Mas, se para tornar viável um aumento do valor bruto da produção (VBP) das principais cadeias de sua agropecuária, de cerca de R$ 185 bilhões, em 1999, para quase R$ 600 bilhões, e ver as exportações do setor acompanharem o ritmo e superarem US$ 100 bilhões por ano, o país fez valer vantagens naturais como clima e área e contou com uma lógica empresarial mais moderna, tecnologias e crédito rural subsidiado, agora terá que avançar em outras frentes. E rapidamente.

Como alertam especialistas como o ex-ministro Roberto Rodrigues, o economista Alexandre Mendonça de Barros, Maurício Cardoso de Moraes, sócio da PwC Brasil, e o presidente da Cargill no país, Luiz Pretti, entre muitos outros, o agronegócio brasileiro terá que avançar na profissionalização de produtores e agroindústrias, manter os olhos abertos à inovação, contar com a habilidade dos governos em negociações comerciais para a manutenção de abertura de mercados e se acostumar com um ambiente em que o custo de capital dependerá cada vez mais da competência.
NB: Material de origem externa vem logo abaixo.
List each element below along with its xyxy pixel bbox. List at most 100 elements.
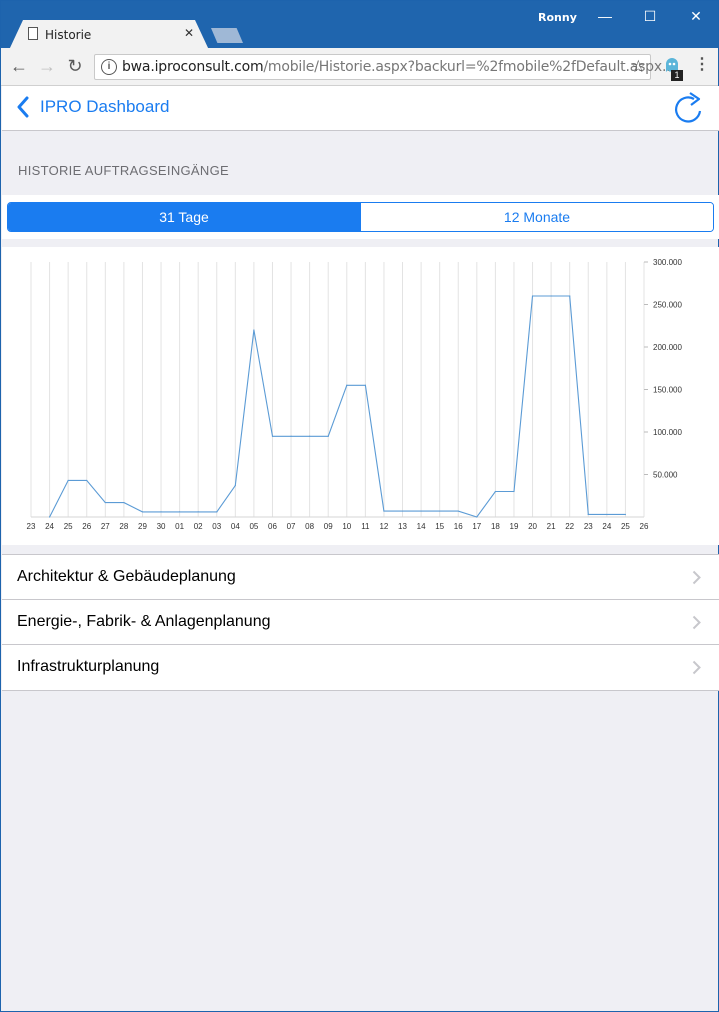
- x-tick-label: 24: [602, 522, 611, 531]
- x-tick-label: 26: [82, 522, 91, 531]
- data-point: [606, 513, 608, 516]
- list-item-infrastruktur[interactable]: Infrastrukturplanung: [2, 645, 719, 690]
- y-tick-label: 250.000: [653, 301, 682, 310]
- data-point: [457, 510, 459, 512]
- url-text[interactable]: bwa.iproconsult.com/mobile/Historie.aspx…: [122, 59, 675, 75]
- segment-31-tage[interactable]: 31 Tage: [8, 203, 360, 231]
- x-tick-label: 08: [305, 522, 314, 531]
- arrow-left-icon[interactable]: ←: [9, 56, 29, 76]
- url-host: bwa.iproconsult.com: [122, 59, 264, 75]
- x-tick-label: 24: [45, 522, 54, 531]
- line-chart: 23 24 25 26 27 28 29 30 01 02 03 04 05 06 07 08 09 10 11 12…: [27, 258, 683, 531]
- data-point: [160, 511, 162, 513]
- more-vertical-icon[interactable]: ⋮: [694, 56, 710, 74]
- x-tick-label: 26: [640, 522, 649, 531]
- data-point: [401, 510, 404, 512]
- chevron-left-icon[interactable]: [16, 96, 30, 118]
- x-tick-label: 25: [621, 522, 630, 531]
- list-item-label: Architektur & Gebäudeplanung: [17, 568, 236, 585]
- tab-title: Historie: [45, 28, 92, 42]
- data-point: [587, 513, 589, 516]
- data-point: [550, 295, 552, 297]
- back-button[interactable]: IPRO Dashboard: [40, 97, 169, 117]
- x-tick-label: 02: [194, 522, 203, 531]
- x-tick-label: 23: [27, 522, 36, 531]
- arrow-right-icon[interactable]: →: [37, 56, 57, 76]
- history-chart: 23 24 25 26 27 28 29 30 01 02 03 04 05 06 07 08 09 10 11 12…: [2, 247, 719, 545]
- data-point: [234, 484, 236, 487]
- data-point: [197, 511, 199, 513]
- series-line: [49, 295, 626, 518]
- page-icon: [28, 27, 38, 40]
- browser-toolbar: ← → ↻ i bwa.iproconsult.com/mobile/Histo…: [1, 48, 718, 86]
- data-point: [271, 435, 274, 437]
- extension-badge: 1: [671, 70, 683, 81]
- segment-container: 31 Tage 12 Monate: [2, 195, 719, 239]
- list-item-label: Energie-, Fabrik- & Anlagenplanung: [17, 613, 271, 630]
- data-point: [179, 511, 181, 513]
- data-point: [383, 510, 385, 512]
- x-tick-label: 03: [212, 522, 221, 531]
- x-tick-label: 20: [528, 522, 537, 531]
- data-point: [439, 510, 441, 512]
- data-point: [309, 435, 311, 437]
- y-tick-label: 300.000: [653, 258, 682, 267]
- chevron-right-icon: [692, 570, 701, 585]
- x-tick-label: 12: [379, 522, 388, 531]
- refresh-icon[interactable]: [672, 91, 704, 125]
- y-tick-label: 200.000: [653, 343, 682, 352]
- period-segmented-control: 31 Tage 12 Monate: [7, 202, 714, 232]
- list-item-label: Infrastrukturplanung: [17, 658, 160, 675]
- app-navigation-bar: IPRO Dashboard: [2, 86, 719, 131]
- x-tick-label: 21: [547, 522, 556, 531]
- data-point: [346, 384, 348, 386]
- y-tick-label: 150.000: [653, 386, 682, 395]
- title-bar: Historie ✕ Ronny — ☐ ✕: [1, 1, 718, 50]
- list-item-architektur[interactable]: Architektur & Gebäudeplanung: [2, 555, 719, 600]
- data-point: [531, 295, 534, 297]
- info-icon[interactable]: i: [101, 59, 117, 75]
- x-tick-label: 06: [268, 522, 277, 531]
- list-item-energie[interactable]: Energie-, Fabrik- & Anlagenplanung: [2, 600, 719, 645]
- x-tick-label: 04: [231, 522, 240, 531]
- x-tick-label: 19: [510, 522, 519, 531]
- segment-12-monate[interactable]: 12 Monate: [360, 203, 713, 231]
- data-point: [141, 511, 144, 513]
- reload-icon[interactable]: ↻: [65, 56, 85, 76]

E, tão ou mais importante do que tudo isso, o agronegócio nacional terá que ser irredutível em relação à sustentabilidade ambiental, social e trabalhista da produção dos alimentos que oferta nos mercados doméstico e internacional, sob o risco de ver sua reputação ir por água abaixo e perder espaço nas gôndolas e pratos de uma população muito mais exigente com a qualidade do que consume e bem menos paciente com falhas nessa frente.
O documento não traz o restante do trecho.